Here are several pivotal steps that schools and school leaders should consider to create a more racially inclusive and healthy environment:
1. One-time diversity professional development is not enough. Many districts and schools commit themselves to a speaker who comes in once to discuss diversity, equity, or implicit bias, and then moves onto other compliance or curricular issues. Harmful attitudes, beliefs, and ignorance are hard to eliminate. Therefore, schools must commit themselves to sustained and intentional professional learning around race, racism, implicit bias, school-induced trauma, and other equity-focused efforts. This work needs to be sanctioned and supported at the district level where all schools and staff are part of the learning. Even if some teachers resist, and object to professional development on racial climate, and make comments such as “we don’t need this type of training,” or “this training is a waste of time,” leaders need to double down and insist that everyone can improve in this area and proceed with the work that must be done.
2. Leaders need to lead. School leaders must play a pivotal role in having hard conversations and creating brave spaces to disrupt racist thinking and practices at their schools. Many leaders operate from a reactive point of view and not a proactive one. Leaders should be talking to their staffs regularly about how to create racially supportive schools and classrooms. Leaders must challenge their teachers around deficit-based thinking about students of color, and must let teachers know that there is zero tolerance for teachers when it comes to race-based jokes or pranks.
3. Bystanders need to speak up. In many schools, teachers often make racially inappropriate comments, say dismissive things, or state jokes that are racially insensitive. Their colleagues remain silent, do not disrupt such comments, laugh at them, and do not repudiate their colleagues for making offensive comments. Bystanders who remain silent in the face of inappropriate comments, gestures, jokes, and behaviors made by colleagues are complicit in creating hostile learning communities. Bystanders need to demonstrate the courage to call their colleagues to task about inappropriate behaviors.

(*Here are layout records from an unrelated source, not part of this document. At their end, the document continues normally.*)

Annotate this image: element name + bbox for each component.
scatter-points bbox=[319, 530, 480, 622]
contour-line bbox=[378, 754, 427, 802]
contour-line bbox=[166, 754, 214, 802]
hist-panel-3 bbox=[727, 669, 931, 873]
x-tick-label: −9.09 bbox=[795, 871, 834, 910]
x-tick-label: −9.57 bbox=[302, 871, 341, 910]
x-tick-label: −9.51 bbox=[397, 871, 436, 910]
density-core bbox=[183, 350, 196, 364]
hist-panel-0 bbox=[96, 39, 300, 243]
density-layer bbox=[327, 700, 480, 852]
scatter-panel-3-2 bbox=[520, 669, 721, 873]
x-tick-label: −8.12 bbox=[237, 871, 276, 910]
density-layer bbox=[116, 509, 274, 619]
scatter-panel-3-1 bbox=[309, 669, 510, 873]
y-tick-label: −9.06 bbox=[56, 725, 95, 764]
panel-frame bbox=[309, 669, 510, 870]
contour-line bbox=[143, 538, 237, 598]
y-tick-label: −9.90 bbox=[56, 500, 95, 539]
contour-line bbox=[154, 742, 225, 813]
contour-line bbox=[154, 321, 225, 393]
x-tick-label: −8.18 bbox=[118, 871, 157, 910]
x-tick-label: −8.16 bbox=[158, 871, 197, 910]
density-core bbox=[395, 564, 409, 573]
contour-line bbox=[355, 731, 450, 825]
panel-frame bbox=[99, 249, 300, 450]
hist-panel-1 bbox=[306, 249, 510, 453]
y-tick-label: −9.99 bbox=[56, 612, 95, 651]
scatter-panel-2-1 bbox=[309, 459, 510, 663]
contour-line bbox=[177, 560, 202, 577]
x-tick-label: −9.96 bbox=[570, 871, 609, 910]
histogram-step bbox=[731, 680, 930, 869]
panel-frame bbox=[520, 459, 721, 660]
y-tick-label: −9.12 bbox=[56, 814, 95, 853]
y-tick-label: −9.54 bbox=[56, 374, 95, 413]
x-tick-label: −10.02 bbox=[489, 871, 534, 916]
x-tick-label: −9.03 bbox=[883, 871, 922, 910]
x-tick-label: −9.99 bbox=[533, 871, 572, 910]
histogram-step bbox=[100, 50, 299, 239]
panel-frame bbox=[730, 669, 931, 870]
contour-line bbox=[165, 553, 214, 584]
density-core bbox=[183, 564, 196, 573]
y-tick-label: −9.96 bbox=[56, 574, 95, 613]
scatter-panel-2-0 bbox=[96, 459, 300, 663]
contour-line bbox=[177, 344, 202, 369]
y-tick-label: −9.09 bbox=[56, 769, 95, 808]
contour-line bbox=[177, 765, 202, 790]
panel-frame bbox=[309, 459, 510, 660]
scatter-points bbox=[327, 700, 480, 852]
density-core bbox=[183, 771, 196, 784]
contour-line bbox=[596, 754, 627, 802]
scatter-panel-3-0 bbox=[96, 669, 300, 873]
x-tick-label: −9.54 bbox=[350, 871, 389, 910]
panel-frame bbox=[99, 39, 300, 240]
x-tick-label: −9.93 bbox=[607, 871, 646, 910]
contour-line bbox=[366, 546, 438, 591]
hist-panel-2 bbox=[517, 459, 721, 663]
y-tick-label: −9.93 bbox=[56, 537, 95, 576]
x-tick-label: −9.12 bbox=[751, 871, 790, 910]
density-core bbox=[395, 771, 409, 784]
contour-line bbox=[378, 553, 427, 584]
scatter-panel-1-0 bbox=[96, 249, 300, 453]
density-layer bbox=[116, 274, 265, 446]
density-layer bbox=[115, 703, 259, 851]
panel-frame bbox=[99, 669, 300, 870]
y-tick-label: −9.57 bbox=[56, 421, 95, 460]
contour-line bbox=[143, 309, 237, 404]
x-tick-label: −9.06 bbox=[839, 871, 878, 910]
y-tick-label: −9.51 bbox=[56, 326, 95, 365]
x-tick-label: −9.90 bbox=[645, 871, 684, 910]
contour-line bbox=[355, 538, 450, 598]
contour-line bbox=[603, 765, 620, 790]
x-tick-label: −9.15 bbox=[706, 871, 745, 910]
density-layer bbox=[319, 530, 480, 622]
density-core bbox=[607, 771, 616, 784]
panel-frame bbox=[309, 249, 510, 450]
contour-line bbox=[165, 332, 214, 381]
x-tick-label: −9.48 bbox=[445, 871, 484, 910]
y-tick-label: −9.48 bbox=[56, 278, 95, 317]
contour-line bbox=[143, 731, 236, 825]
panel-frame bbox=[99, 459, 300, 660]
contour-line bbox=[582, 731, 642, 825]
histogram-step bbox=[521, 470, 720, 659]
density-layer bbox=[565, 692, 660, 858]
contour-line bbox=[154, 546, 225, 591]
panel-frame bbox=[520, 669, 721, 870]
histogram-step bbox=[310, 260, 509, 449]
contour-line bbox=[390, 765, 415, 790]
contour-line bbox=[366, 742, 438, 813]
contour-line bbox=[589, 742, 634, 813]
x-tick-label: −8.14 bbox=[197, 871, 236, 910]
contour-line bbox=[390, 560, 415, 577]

4. Racially diverse staff must be heard. In many schools, teachers and staff of color are all too aware of the hostile racial climate that exists in a school. Many speak up about how they and their students are subjected to racially inappropriate work environments. When such comments are made, leaders must listen to them, believe them, and take steps to address them—immediately. However, educators of color should not be expected to do the emotional labor of fixing or addressing such issues.
5. Parents and students deserve a say. Our most important stakeholders, students and parents, are frequently not listened to about school climate. Many students are aware of teachers who make disrespectful or racially demeaning comments. Many students are keenly aware of teachers who engage in differential treatment of students based on race. When school leaders receive recurring complaints about particular staff members, they must listen and act. Moreover, many parents and caregivers are also aware of teachers who are often dismissive and disrespectful of parents of color. Leaders must create spaces to bring together parents and caregivers and listen to their experiences with certain school personnel.